Chaque heure diminuait la distance de cette terre saluée avec de si ardents transports, lorsque, par une variation subite, l’île se trouva placée tout à fait au vent. Pendant toute une longue et terrible journée, le petit esquif lutta contre la tempête afin d’atteindre ce havre si désiré. Mais la force des lames et le vent contraire rendaient les progrès lents et pénibles. Le soleil se coucha au milieu des nuages brumeux de l’hiver, et la terre restait toujours du mauvais côté du petit bâtiment ; — suivant toute apparence, à une distance trop éloignée pour qu’on pût l’atteindre. Les heures s’écoulèrent, et malgré les ténèbres la Niña s’efforçait d’approcher du point où la terre avait été vue. Colomb ne quitta pas son poste pendant toutes ces heures d’anxiété ; car il lui semblait que la destinée de ses découvertes ne tenait plus alors qu’à un fil. Notre héros veillait avec moins de sollicitude ; cependant il devenait plus inquiet du résultat, à mesure que le moment approchait où le sort de l’expédition allait se décider.

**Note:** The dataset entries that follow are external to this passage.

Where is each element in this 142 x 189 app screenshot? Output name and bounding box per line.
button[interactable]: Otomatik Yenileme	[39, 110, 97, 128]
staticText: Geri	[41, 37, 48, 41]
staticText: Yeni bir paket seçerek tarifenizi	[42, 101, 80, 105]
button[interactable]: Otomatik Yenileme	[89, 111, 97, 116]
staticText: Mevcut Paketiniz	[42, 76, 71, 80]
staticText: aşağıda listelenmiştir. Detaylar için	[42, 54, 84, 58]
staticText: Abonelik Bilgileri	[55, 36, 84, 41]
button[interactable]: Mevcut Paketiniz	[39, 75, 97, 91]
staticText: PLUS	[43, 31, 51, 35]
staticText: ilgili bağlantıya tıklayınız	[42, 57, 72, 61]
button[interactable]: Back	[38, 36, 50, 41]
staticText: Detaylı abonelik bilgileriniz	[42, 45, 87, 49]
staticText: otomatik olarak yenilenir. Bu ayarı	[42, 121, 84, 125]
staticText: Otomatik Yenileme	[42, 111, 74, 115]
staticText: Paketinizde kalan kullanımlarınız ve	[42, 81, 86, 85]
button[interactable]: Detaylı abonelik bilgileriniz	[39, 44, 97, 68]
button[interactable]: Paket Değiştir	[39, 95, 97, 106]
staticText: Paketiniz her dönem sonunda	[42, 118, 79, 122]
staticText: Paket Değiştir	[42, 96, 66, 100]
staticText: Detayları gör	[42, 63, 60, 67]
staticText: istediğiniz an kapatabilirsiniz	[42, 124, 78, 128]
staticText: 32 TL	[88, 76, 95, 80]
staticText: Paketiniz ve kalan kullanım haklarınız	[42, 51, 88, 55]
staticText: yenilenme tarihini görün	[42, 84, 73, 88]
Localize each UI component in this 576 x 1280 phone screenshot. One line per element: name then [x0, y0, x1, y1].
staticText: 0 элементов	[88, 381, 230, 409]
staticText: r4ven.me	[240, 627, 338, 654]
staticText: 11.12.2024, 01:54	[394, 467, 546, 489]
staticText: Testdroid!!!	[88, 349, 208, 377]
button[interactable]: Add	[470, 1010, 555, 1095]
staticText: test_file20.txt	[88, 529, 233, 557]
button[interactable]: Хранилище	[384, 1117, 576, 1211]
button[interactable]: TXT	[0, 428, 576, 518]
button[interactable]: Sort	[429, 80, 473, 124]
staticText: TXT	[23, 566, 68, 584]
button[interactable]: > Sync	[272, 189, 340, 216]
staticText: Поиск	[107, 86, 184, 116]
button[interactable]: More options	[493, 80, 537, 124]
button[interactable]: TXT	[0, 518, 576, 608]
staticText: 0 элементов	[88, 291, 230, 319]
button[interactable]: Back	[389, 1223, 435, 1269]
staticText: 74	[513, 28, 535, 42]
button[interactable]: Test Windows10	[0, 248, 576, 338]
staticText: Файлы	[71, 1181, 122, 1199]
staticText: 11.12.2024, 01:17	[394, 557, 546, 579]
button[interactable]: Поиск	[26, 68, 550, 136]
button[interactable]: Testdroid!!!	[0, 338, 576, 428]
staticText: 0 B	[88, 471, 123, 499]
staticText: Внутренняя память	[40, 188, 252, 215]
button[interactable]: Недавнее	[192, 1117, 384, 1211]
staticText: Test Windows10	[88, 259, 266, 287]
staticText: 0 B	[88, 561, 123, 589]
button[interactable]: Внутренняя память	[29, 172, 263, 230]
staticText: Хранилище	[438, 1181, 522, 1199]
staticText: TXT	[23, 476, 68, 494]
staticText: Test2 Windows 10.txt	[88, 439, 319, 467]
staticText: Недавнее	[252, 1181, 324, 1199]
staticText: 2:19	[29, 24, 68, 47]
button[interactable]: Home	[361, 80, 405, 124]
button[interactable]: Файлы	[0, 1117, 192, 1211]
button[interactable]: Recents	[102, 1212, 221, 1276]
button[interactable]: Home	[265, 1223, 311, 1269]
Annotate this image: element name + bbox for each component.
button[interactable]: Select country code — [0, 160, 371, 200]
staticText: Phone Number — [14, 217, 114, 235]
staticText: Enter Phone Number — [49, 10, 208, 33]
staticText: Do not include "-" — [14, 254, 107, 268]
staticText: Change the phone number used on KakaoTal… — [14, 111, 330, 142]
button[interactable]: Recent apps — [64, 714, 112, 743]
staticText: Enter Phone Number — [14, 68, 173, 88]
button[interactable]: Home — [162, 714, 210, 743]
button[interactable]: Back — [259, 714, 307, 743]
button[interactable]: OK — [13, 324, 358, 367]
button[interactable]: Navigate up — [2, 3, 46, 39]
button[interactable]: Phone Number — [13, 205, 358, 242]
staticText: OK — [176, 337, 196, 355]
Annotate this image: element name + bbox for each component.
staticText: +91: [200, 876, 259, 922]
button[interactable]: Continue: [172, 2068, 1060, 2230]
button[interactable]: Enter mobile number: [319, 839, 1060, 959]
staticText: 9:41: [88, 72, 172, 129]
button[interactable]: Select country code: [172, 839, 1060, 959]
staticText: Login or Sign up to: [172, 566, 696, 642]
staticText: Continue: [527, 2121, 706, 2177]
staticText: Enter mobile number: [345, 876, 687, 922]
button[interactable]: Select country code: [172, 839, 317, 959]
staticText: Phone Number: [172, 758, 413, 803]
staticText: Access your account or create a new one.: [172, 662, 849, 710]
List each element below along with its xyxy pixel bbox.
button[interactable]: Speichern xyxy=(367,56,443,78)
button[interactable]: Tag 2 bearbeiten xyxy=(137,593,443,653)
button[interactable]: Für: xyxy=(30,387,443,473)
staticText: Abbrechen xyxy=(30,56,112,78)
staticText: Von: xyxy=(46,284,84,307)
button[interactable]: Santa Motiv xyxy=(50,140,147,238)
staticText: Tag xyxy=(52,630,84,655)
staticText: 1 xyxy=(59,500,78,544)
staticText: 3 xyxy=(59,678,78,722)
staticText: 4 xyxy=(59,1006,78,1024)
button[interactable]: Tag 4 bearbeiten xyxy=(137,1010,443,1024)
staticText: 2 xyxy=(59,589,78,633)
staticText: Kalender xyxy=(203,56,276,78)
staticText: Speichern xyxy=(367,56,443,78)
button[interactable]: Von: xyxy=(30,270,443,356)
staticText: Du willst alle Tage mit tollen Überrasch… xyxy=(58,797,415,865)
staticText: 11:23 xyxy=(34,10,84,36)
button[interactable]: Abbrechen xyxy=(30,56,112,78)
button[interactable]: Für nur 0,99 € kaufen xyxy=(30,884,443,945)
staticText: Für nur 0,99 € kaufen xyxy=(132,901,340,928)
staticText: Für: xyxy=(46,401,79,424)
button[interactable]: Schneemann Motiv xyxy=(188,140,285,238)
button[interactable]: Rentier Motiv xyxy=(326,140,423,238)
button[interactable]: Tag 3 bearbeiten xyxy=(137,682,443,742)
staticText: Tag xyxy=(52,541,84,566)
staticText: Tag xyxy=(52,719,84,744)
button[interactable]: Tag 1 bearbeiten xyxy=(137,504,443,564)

Lorsque le soleil se leva, chaque œil parcourut l’Océan, et au grand désappointement des voyageurs aucune terre n’était plus visible. Quelques-uns crurent que son apparition avait été une illusion ; mais l’amiral pensa qu’ils avaient dépassé l’île pendant les ténèbres, et fit virer de bord pour gouverner plus au sud. Il n’y avait pas plus d’une ou deux heures que ce changement s’était opéré, lorsqu’on vit de nouveau la terre, comme un point obscur, par l’arrière, et dans une position où l’on n’avait pas pu l’apercevoir auparavant. La caravelle vira vent devant pour gagner cette île, et jusqu’au moment où l’obscurité reparut, elle lutta contre un veut furieux et une mer houleuse, sans pouvoir s’en approcher. La nuit tomba de nouveau, et la terre disparut encore dans les ténèbres.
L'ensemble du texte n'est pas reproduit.